前回、何かをすることには必ずメリットだけでなくデメリット、すなわち副作用を伴うこと、そして感染対策も例外ではないことをお話ししました。
今回は世界中の人達が一斉にマスクを着用するようになりはっきりしてきたマスクによる副作用について記します。

まずいつもお伝えしているように、一般の方が通常の機能のマスクをするメリットは、少しの守備力アップと大幅な攻撃力のダウンです。
理論的には全く無症状で健康な人が常時マスクをすることには大きな意味はないかもしれませんが、軽い症状を意識していないだけかもという観点からつけられる人が全員つけておくというのはそれほど悪い作戦ではありません。
一方で副作用として、熱中症や窒息のリスクがあり、実際に報告が増えてきました。
人間は呼気から常時結構な量の余計な熱を外に排出しているのですが、マスクでそれが邪魔され熱がこもってしまうのです。
元々マスクを使う文化のある日本でも今まで冬のインフルエンザシーズンや春の花粉症シーズンの着用が主で、真夏に屋外でつけることはほとんどなかったためそれほど意識されていなかった副作用と言えます。

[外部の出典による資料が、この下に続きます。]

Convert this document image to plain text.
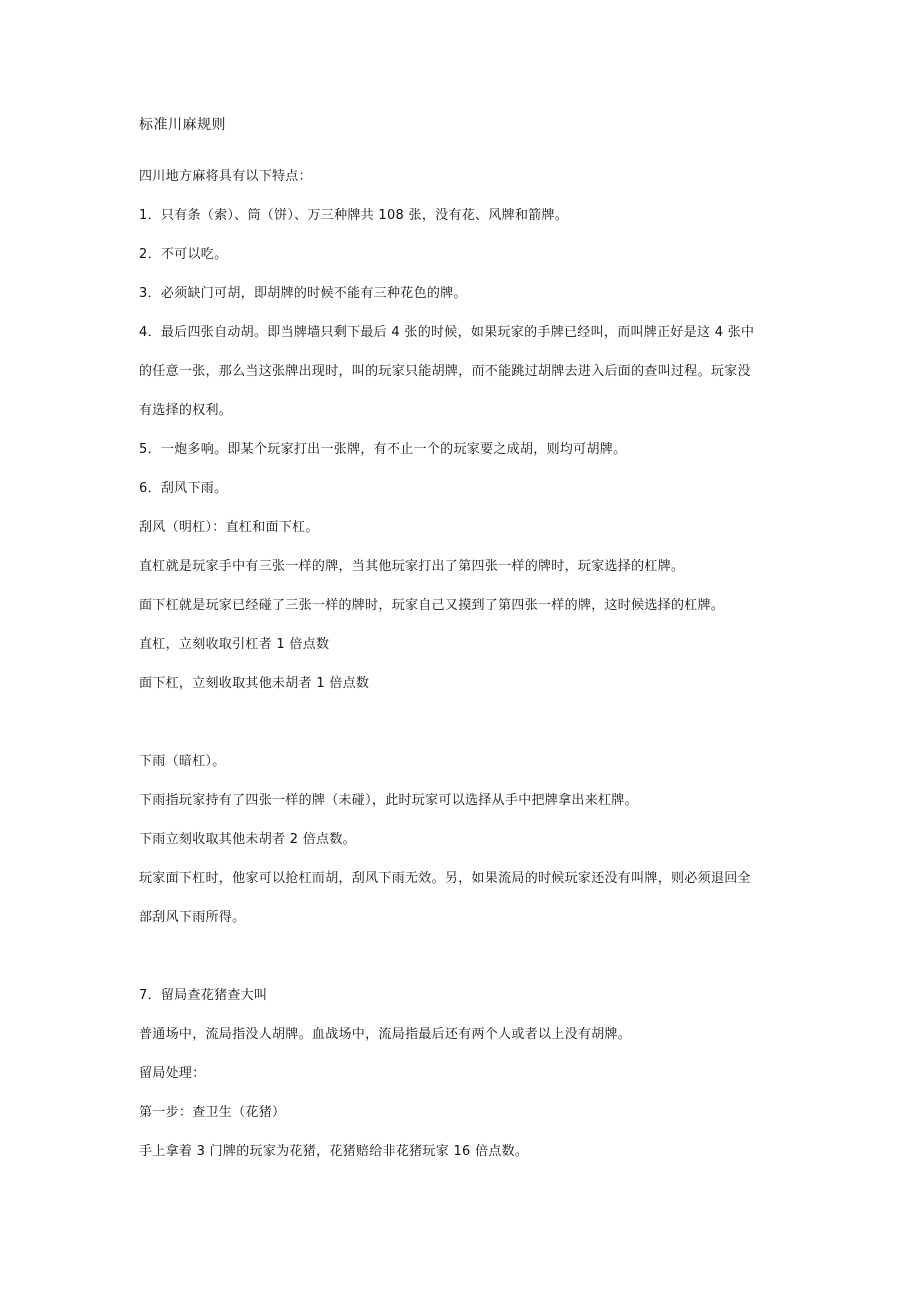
标准川麻规则

四川地方麻将具有以下特点：

1．只有条（索）、筒（饼）、万三种牌共 108 张，没有花、风牌和箭牌。

2．不可以吃。

3．必须缺门可胡，即胡牌的时候不能有三种花色的牌。

4．最后四张自动胡。即当牌墙只剩下最后 4 张的时候，如果玩家的手牌已经叫，而叫牌正好是这 4 张中

的任意一张，那么当这张牌出现时，叫的玩家只能胡牌，而不能跳过胡牌去进入后面的查叫过程。玩家没

有选择的权利。

5．一炮多响。即某个玩家打出一张牌，有不止一个的玩家要之成胡，则均可胡牌。

6．刮风下雨。

刮风（明杠）：直杠和面下杠。

直杠就是玩家手中有三张一样的牌，当其他玩家打出了第四张一样的牌时，玩家选择的杠牌。

面下杠就是玩家已经碰了三张一样的牌时，玩家自己又摸到了第四张一样的牌，这时候选择的杠牌。

直杠，立刻收取引杠者 1 倍点数

面下杠，立刻收取其他未胡者 1 倍点数

下雨（暗杠）。

下雨指玩家持有了四张一样的牌（未碰），此时玩家可以选择从手中把牌拿出来杠牌。

下雨立刻收取其他未胡者 2 倍点数。

玩家面下杠时，他家可以抢杠而胡，刮风下雨无效。另，如果流局的时候玩家还没有叫牌，则必须退回全

部刮风下雨所得。

7．留局查花猪查大叫

普通场中，流局指没人胡牌。血战场中，流局指最后还有两个人或者以上没有胡牌。

留局处理：

第一步：查卫生（花猪）

手上拿着 3 门牌的玩家为花猪，花猪赔给非花猪玩家 16 倍点数。
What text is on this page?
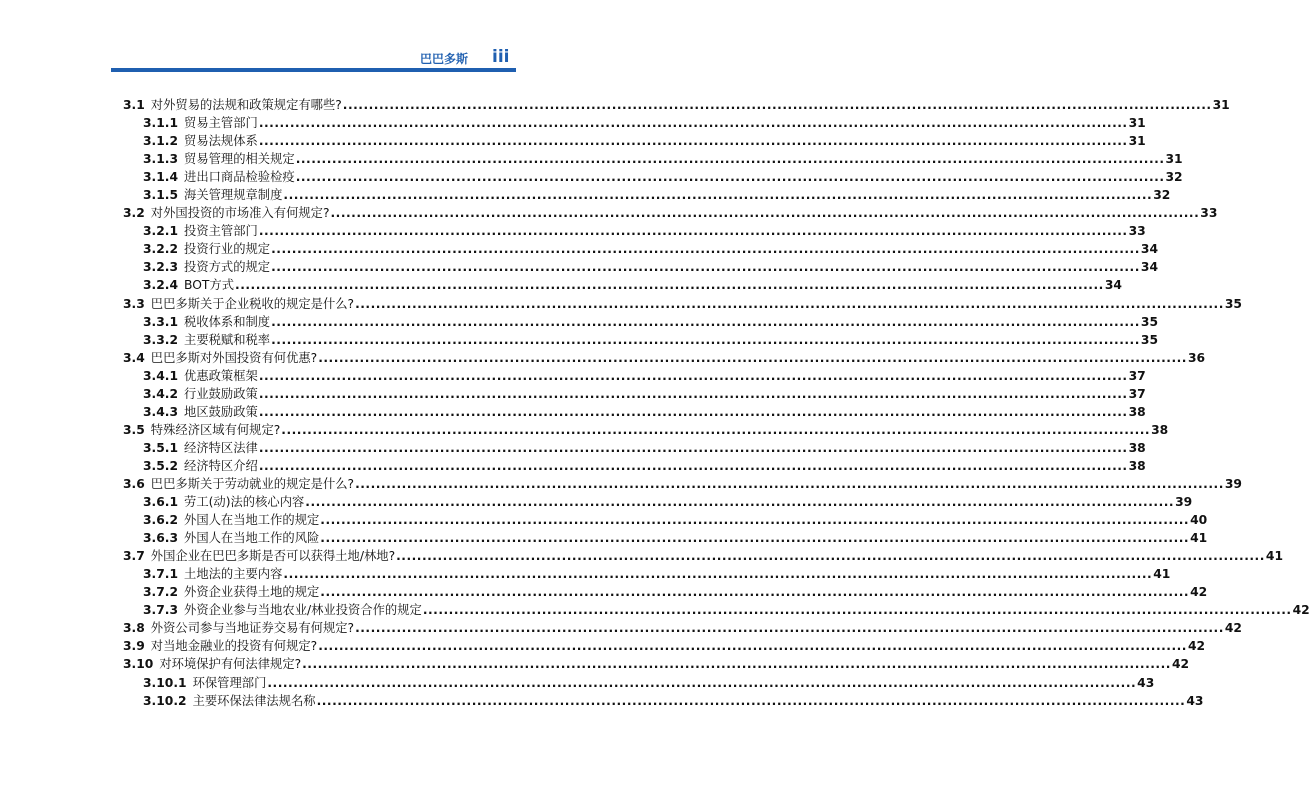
巴巴多斯 iii
3.1 对外贸易的法规和政策规定有哪些? .....	31
3.1.1 贸易主管部门 .....	31
3.1.2 贸易法规体系 .....	31
3.1.3 贸易管理的相关规定 .....	31
3.1.4 进出口商品检验检疫 .....	32
3.1.5 海关管理规章制度 .....	32
3.2 对外国投资的市场准入有何规定? .....	33
3.2.1 投资主管部门 .....	33
3.2.2 投资行业的规定 .....	34
3.2.3 投资方式的规定 .....	34
3.2.4 BOT方式 .....	34
3.3 巴巴多斯关于企业税收的规定是什么? .....	35
3.3.1 税收体系和制度 .....	35
3.3.2 主要税赋和税率 .....	35
3.4 巴巴多斯对外国投资有何优惠? .....	36
3.4.1 优惠政策框架 .....	37
3.4.2 行业鼓励政策 .....	37
3.4.3 地区鼓励政策 .....	38
3.5 特殊经济区域有何规定? .....	38
3.5.1 经济特区法律 .....	38
3.5.2 经济特区介绍 .....	38
3.6 巴巴多斯关于劳动就业的规定是什么? .....	39
3.6.1 劳工(动)法的核心内容 .....	39
3.6.2 外国人在当地工作的规定 .....	40
3.6.3 外国人在当地工作的风险 .....	41
3.7 外国企业在巴巴多斯是否可以获得土地/林地? .....	41
3.7.1 土地法的主要内容 .....	41
3.7.2 外资企业获得土地的规定 .....	42
3.7.3 外资企业参与当地农业/林业投资合作的规定 .....	42
3.8 外资公司参与当地证券交易有何规定? .....	42
3.9 对当地金融业的投资有何规定? .....	42
3.10 对环境保护有何法律规定? .....	42
3.10.1 环保管理部门 .....	43
3.10.2 主要环保法律法规名称 .....	43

また、運動時の着用や、年少児では咳き込んでの嘔吐物などにより窒息や死亡例が報告されています。
これを受け、少なくとも2歳未満の児はつけるべきでないという強い勧告が各学会からも通達されました。
医学的な観点からだけでなく、集団生活の中でも4〜5歳前後くらいまでは現実問題としてしっかりつけるのは難しそうと多くの保母さんや園の先生方、保護者の方は実感しておられると思います。
園や学校がほぼ完全再開して3週間、小学校以上の児は免疫が高いこともありますが、手洗いやマスク着用、給食時の対策が大きく効果を発揮してほとんど熱の子は受診していません。

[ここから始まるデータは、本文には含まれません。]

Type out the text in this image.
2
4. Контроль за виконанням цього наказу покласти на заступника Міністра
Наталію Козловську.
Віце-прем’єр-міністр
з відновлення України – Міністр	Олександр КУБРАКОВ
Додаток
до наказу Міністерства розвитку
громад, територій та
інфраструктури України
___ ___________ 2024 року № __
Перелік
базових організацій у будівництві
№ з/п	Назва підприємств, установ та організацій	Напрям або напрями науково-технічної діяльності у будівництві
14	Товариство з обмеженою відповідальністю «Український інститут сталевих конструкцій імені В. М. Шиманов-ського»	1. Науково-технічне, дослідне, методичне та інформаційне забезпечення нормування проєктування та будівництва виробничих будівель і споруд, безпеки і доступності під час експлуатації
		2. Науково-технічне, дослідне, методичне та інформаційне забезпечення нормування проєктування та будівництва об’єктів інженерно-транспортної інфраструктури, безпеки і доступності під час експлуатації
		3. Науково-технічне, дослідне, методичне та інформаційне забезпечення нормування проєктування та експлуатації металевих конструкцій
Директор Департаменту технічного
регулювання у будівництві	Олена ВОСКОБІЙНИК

未就学児に関しては、三密でもあり、マスク着用も年長さんくらいしか難しくやはり様々な感染症の子の受診が増え始めています。
ゼロリスクを追い求めるのは不可能ですから、これらの世代の子は熱が出たり、咳や下痢がひどい間はしっかり休むという今までと同様(あるいは若干厳しめに)の方針でやっていくしかないようです。